Frost noted that in the USPSTF's evidence review, there were two studies that evaluated the benefit of treating screen-detected PAD, one with daily aspirin and the other with exercise. However, neither study showed any benefit.
"It's important to remember that the vast majority of patients with PAD have risk factors for heart disease: current smoking, high blood pressure, high cholesterol level or type 2 diabetes," she said. "Family physicians are already helping their patients to control these risk factors and promoting healthy lifestyle choices. A positive or negative ABI shouldn't change that."
The second USPSTF draft recommendation looked at whether adding certain nontraditional risk factors to traditional CVD risk models could improve risk assessment for CVD in asymptomatic adults.
Traditional CVD risk assessment tools used to inform treatment to prevent CVD events through risk factor modification, such as the Framingham Risk Score, the Pooled Cohort Equations or similar models, are based on age, race/ethnicity, gender, diabetes, smoking status, cholesterol levels and blood pressure.
The task force examined evidence regarding use of three nontraditional CVD risk factors -- the ABI, high-sensitivity C-reactive protein (hs-CRP) and coronary artery calcification (CAC) score -- ultimately concluding that the evidence was insufficient to assess the balance of benefits and harms of adding these three factors to traditional risk assessment for CVD in asymptomatic adults to prevent CVD events -- an "I" statement.

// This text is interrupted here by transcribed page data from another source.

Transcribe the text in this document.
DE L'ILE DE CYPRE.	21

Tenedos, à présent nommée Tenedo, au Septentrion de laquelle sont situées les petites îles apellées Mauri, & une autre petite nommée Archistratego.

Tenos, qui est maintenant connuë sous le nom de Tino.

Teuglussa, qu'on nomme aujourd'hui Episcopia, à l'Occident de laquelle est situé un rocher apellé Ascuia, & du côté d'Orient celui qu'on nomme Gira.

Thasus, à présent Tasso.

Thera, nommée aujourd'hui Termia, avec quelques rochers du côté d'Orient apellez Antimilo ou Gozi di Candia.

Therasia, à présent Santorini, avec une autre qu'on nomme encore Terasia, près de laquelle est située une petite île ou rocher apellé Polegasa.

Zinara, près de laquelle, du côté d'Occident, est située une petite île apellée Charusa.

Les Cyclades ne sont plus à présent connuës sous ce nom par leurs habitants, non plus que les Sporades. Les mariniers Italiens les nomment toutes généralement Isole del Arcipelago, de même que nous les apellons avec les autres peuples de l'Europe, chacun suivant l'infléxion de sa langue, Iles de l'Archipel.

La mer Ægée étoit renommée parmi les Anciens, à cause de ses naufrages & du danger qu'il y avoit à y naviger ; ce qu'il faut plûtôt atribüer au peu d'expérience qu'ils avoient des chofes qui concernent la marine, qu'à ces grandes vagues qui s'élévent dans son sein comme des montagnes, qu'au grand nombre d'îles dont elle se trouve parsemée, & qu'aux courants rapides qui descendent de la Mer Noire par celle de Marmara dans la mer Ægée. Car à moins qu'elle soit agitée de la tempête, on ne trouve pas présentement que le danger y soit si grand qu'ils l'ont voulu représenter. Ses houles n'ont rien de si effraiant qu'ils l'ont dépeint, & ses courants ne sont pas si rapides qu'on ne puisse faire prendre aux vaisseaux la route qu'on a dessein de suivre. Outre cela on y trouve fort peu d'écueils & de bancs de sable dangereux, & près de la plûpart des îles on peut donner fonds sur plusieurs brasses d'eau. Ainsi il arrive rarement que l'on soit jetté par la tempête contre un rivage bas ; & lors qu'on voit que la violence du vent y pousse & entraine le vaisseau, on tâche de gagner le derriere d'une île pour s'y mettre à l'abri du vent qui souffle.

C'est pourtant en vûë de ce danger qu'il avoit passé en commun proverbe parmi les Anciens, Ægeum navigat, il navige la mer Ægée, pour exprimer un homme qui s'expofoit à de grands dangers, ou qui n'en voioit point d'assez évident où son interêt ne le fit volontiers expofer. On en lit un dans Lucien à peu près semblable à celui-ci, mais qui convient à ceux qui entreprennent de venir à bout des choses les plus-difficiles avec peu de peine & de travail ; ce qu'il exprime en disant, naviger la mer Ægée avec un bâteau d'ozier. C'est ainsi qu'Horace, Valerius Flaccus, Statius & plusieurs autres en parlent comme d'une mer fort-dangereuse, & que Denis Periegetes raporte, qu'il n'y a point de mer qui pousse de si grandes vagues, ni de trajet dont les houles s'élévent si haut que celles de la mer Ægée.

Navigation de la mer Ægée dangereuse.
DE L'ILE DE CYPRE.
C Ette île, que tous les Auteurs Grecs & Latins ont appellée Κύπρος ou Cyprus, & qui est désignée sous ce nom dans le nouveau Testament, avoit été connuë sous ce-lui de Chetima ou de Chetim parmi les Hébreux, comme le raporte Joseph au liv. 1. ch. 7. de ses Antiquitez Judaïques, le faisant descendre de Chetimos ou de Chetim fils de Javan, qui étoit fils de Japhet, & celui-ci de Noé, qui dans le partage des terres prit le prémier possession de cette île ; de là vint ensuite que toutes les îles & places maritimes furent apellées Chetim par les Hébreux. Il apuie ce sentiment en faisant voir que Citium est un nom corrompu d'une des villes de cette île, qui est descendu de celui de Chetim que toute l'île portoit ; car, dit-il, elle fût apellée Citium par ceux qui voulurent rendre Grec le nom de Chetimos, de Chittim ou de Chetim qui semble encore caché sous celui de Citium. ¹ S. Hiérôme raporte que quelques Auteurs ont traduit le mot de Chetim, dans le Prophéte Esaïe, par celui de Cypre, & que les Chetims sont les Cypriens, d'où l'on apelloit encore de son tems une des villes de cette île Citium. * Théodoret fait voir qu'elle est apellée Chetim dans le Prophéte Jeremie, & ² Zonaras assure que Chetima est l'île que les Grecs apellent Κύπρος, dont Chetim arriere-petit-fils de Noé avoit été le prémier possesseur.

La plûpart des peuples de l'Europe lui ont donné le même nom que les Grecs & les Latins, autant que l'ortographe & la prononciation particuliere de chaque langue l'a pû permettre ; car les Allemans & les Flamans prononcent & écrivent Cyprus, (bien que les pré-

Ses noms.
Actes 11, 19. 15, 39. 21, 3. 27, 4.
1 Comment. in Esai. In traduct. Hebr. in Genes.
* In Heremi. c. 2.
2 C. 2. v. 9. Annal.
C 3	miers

"While there is some evidence that ABI, CAC and hs-CRP can slightly improve clinicians' ability to define risk, the amount of improvement is not large or precise enough to help clinicians make better treatment or care decisions to prevent heart attack or stroke," said task force member Seth Landefeld, M.D., in the news release. "More research is needed to understand the benefits and harms of using these three nontraditional risk factors in addition to the traditional risk factors for assessing CVD risk."
This draft recommendation statement updates and is consistent with the USPSTF's 2009 final recommendation statement. At the time, the AAFP mirrored this guidance in its own recommendation.
Diagnosis and treatment of CVD is keenly important, according to Frost, because it's the leading cause of death in adults.
"While traditional risk factors help determine who is at increased risk, they are by no means perfect," she said. "The addition of other risk factors has the potential to more clearly define who is at risk, allowing clinicians to focus treatment on those at highest risk and avoid treatment and its potential harms in others.
"However, at this point, these nontraditional risk factors may offer a small improvement in the ability to identify patients at increased risk, but there is not currently evidence that this improves patient outcomes."
Frost said because these tests are being promoted to the public, family physicians need to be able to counsel their patients about any potential benefits and harms.
The USPSTF listed the primary potential harm of adding nontraditional risk factors to CVD risk assessment as low-dose radiation exposure from CAC score measurement. More general potential harms are false-positive test results and subsequent invasive diagnostic procedures, such as coronary angiography.
The USPSTF is inviting comments on its draft recommendation statement and draft evidence review on screening for PAD and CVD risk assessment with the ABI, as well as on its draft recommendation statement and draft evidence review on CVD risk assessment with nontraditional risk factors.
The public comment window for each of the draft recommendations and draft evidence reviews is open until 8 p.m. EST on Feb. 12. All comments received will be considered as the task force prepares its final recommendation.
The AAFP will review the USPSTF's draft recommendation statements and supporting evidence and provide comments to the task force. The Academy will release its own recommendation on the topic after the task force finalizes its guidance.